Si l’utilisation de bioagresseurs comme « arme » pour endommager un système agricole ou alimentaire peut être envisagée, comment évaluer l’ampleur et la nature des menaces qui s’exercent aujourd’hui à l’échelle mondiale ?

Par Frédéric Suffert, épidémiologiste en santé végétale, unité de recherche Bioger (Inrae – Campus Agro Paris-Saclay) – pour le 18ème numéro de revue Sesame (décembre 2025)

L’agroterrorisme ciblant les végétaux consiste en l’utilisation délibérée et malveillante d’agents phytopathogènes ou insectes phytophages par un individu, une organisation ou un État, dans le but de causer des dommages aux plantes (cultures, arbres, denrées agricoles) ou de perturber les usages qui en découlent, de la production à la consommation. Cette menace pesant sur les agroécosystèmes a été peu explorée dans la littérature scientifique, en dehors des cercles spécialisés en biosécurité. Le sujet n’a en fait véritablement émergé qu’à la fin des années 1990, avant de gagner en visibilité au cours de la décennie suivante. Depuis, il réapparaît sporadiquement sous des formes aussi diverses qu’inattendues, souvent en lien avec l’actualité.

« It’s not a question of if, but a question of when »

La menace est de nature hybride, à la fois biologique et humaine. Elle repose autant sur la volonté d’agir d’un « perpétrateur » malveillant que sur la réussite effective d’une « action », conditionnée à un enchaînement de processus biologiques complexes. Cette double composante explique la difficulté à caractériser précisément les risques. Par ailleurs, une partie de la littérature produite sur le sujet doit être relativisée. De nombreux articles et rapports à la scientificité discutable reprennent des formules alarmistes, telle la devise « It’s not a question of if, but a question of when » figurant sur des badges distribués lors du symposium international sur l’agroterrorisme organisé en 2006 aux États-Unis. Ces prises de position, plutôt que d’être écartées, doivent être interprétées pour ce qu’elles révèlent : les prémices d’une instrumentalisation de la biosécurité.

CONTRE L’ALARMISME, UNE APPROCHE NUANCÉE

La guerre biologique (…) a cédé la place à des risques pluriels liés à la mondialisation…
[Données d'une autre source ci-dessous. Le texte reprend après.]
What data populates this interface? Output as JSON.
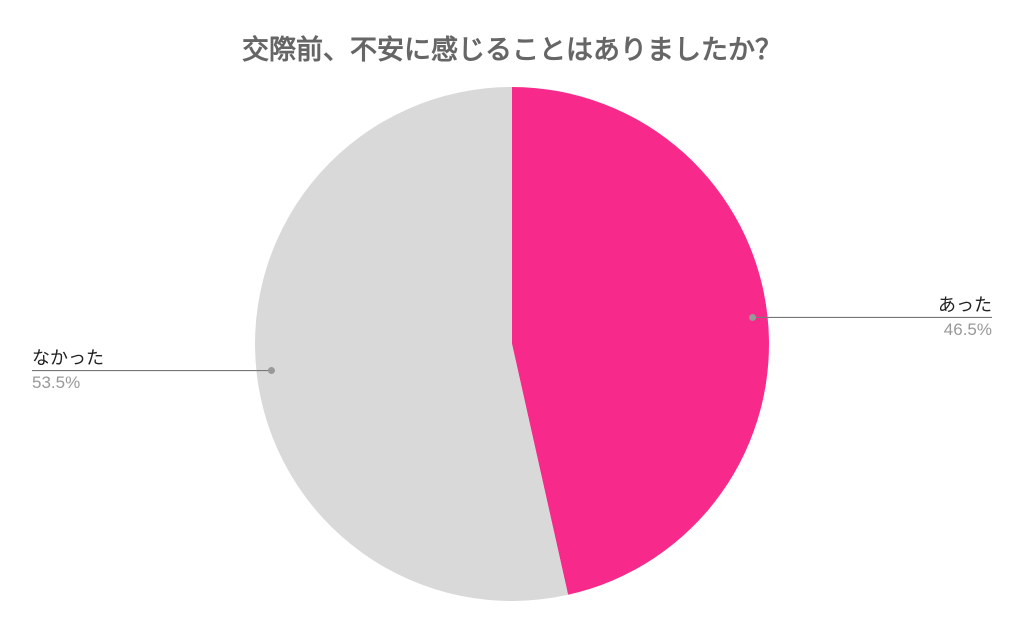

Soulignons-le : les évaluations éclairées convergent vers des conclusions relativement mesurées quant au niveau de risque, sans toutefois nier la réalité de la menace. Ces travaux ont notamment conduit à l’actualisation de listes d’agents phytopathogènes à risque, considérés comme du matériel « à double usage » : d’un côté destiné par exemple à la conduite de projets de recherche et méritant à ce titre d’être échangé à l’international dans le cadre de collaborations académiques, de l’autre susceptible de faire l’objet d’un usage malveillant. Plusieurs États membres du « Groupe de l’Australie » – une instance diplomatique qui tente, en harmonisant les contrôles des exportations de ces phytopathogènes, d’empêcher la prolifération des armes chimiques et biologiques – coordonnent leurs mesures en s’assurant de la légitimité des demandes d’échanges internationaux. En France, celles-ci sont examinées par les instances gouvernementales en charge de la défense et de la sécurité nationale, généralement après un premier examen par le fonctionnaire défense de l’organisme de recherche concerné (Inrae, CNRS, etc.) et du ministère de l’Agriculture. En Europe, les risques caractérisés de manière relativement exhaustive1 il y a une dizaine d’années confirment certaines évolutions : la guerre biologique, correspondant à des programmes militaires étatiques pour la plupart hérités de la guerre froide, a cédé la place à des risques pluriels liés à la mondialisation, en particulier à l’intensification des échanges de matériel biologique, à la mobilité accrue des personnes et à l’imbrication croissante des économies. Surtout, de nouveaux dangers ont été pris en compte, ciblant notamment la chaîne alimentaire plutôt que les systèmes de production primaire. Des préoccupations auxquelles s’ajoutent désormais celles de la désinformation.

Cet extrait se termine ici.